I am preparing for a Java exam and I am trying to understand operator precedence and compound assignment operators in depth. I played around with a few expressions which use compound assignment during the evaluation of an expression. However, I do not fully understand why these give the result that they do.
int a = 3, b = 0;
b += a *= (a *= (a *= 2));
// Result: a=54, b=54
What I expected:
//innermost expression evaluated first
//a = a * 2 = 6, so a assigned to 6; 6 returned
//Then next one is evaluated as:
//a = a * 6 = 36, so a assigned to 36; 36 returned
//The outermost expression evaluated as:
//a = 36 * 36 = 1296
//Finally, b = b + 1296, so b = 1296.
Instead, a = 54 is the answer. So during all three evaluations of "a *= 2", the old value of a is used instead, so the final answer is a = 3 * 3 * 3 * 2 = 54.

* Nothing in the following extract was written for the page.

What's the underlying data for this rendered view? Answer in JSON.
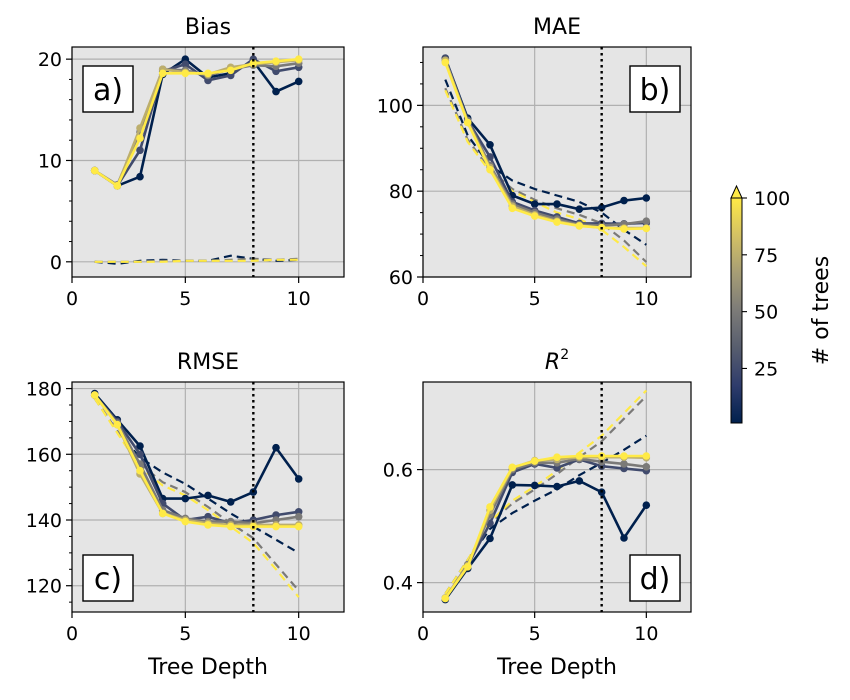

However, this expression behaves differently:
int c = 1, d = 0;
d += (c *= 2) + (c *= 5) + (c += 100);
// Result: c=110, d=122
If here the old value of c was used we would end up with c = 101 and d = 108. Instead, we end up with c = 2 * 5 + 100 = 110; meaning that in each of those evaluations of "c *= ..", the new (updated) value of c was used each time.
Question: why in the first example the original value of a gets used in the compound assignments, but in the second example the updated value of c gets used?
According to §15.26.2. Compound Assignment Operators:
At run time, the expression is evaluated in one of two ways. [...]
- the value of the left-hand operand is saved and then the right-hand operand is evaluated
This explains the behavior for the first expression.
According to §15.18. Additive Operators:
The additive operators have the same precedence and are syntactically left-associative (they group left-to-right).
The Java programming language guarantees that the operands of operators appear to be evaluated in a specific evaluation order, namely, from left to right.
Thus, the second expression is evaluated from left to right and side effects of updating the variables occur in that order.